Intégrer le coût marginal de décarbonation aux politiques publiques, en parallèle de la tarification carbone (SPEDE), est primordial. Le rapport souligne que les industries québécoises à forte intensité carbone ont souvent des coûts marginaux de réduction plus faibles, rendant la tarification carbone actuelle potentiellement suffisante comme incitatif. Cependant, face aux stratégies américaines qui pourraient subventionner certaines filières ou ériger des barrières, la compétitivité du Québec repose plus que jamais sur sa capacité à valoriser son énergie propre et à accélérer sa décarbonation là où c'est stratégiquement avantageux.

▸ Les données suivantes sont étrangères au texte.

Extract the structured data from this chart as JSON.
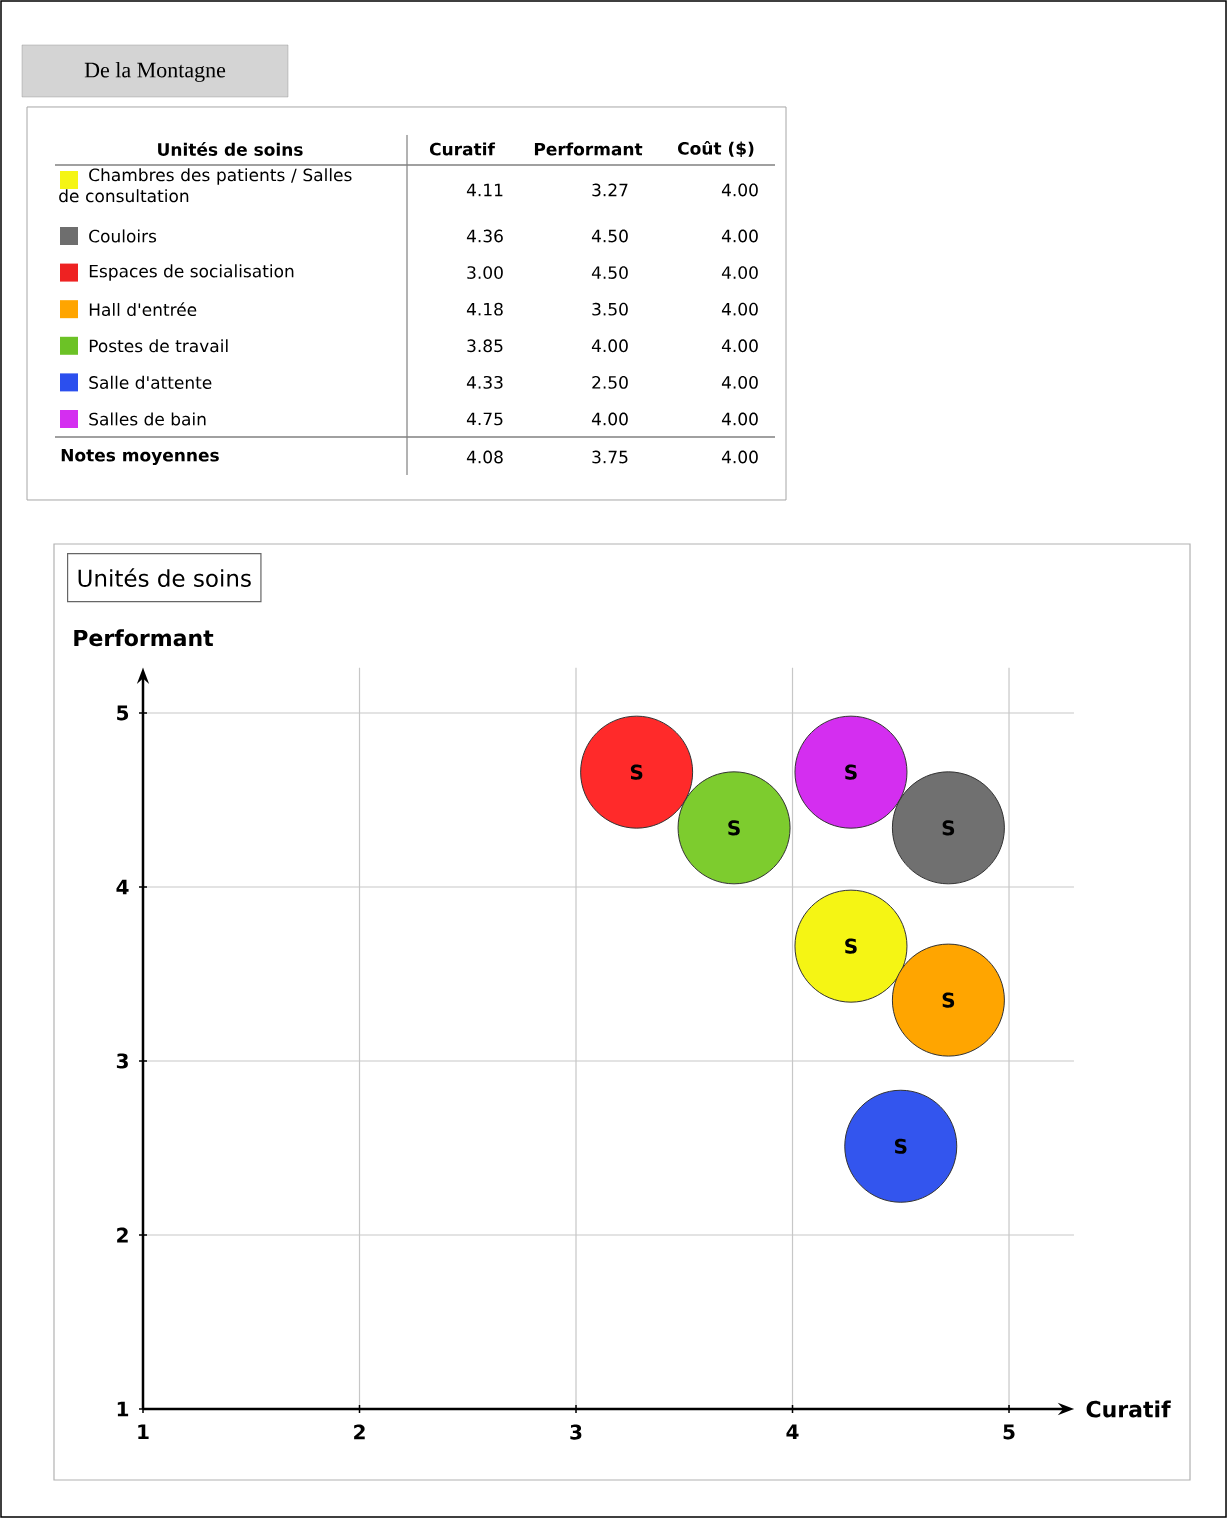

À ce chapitre, le profil énergétique unique du Québec, riche en hydroélectricité, présente un avantage comparatif potentiellement renforcé dans le contexte nord-américain actuel. Même si les prochaines étapes de décarbonation pourraient entraîner des coûts marginaux plus élevés que dans des économies plus carbonées, chaque effort supplémentaire permet au Québec de renforcer sa résilience économique et de se positionner avantageusement face à des concurrents potentiellement plus exposés aux énergies fossiles ou aux politiques climatiques fluctuantes. Accélérer le rythme de la décarbonation n'est donc pas un inconvénient, mais un levier compétitif pour se détacher du peloton et mieux s'insérer dans les chaînes de valeur nord-américaines axées sur la durabilité. L'économie québécoise serait alors bien mieux positionnée dans le modèle économique futur.

Enfin, naviguer dans cet environnement complexe exige plus que jamais des données fiables et cohérentes. L'analyse souligne l'urgence d'une meilleure intégration des données économiques et environnementales. Une collaboration accrue entre ministères, organismes et agences statistiques est nécessaire pour outiller les décideurs et permettre au Québec de consolider sa transition énergétique, de renforcer sa compétitivité et de s'affirmer comme un leader de la décarbonation, à l’échelle nord-américaine et au-delà, même face à un environnement externe incertain.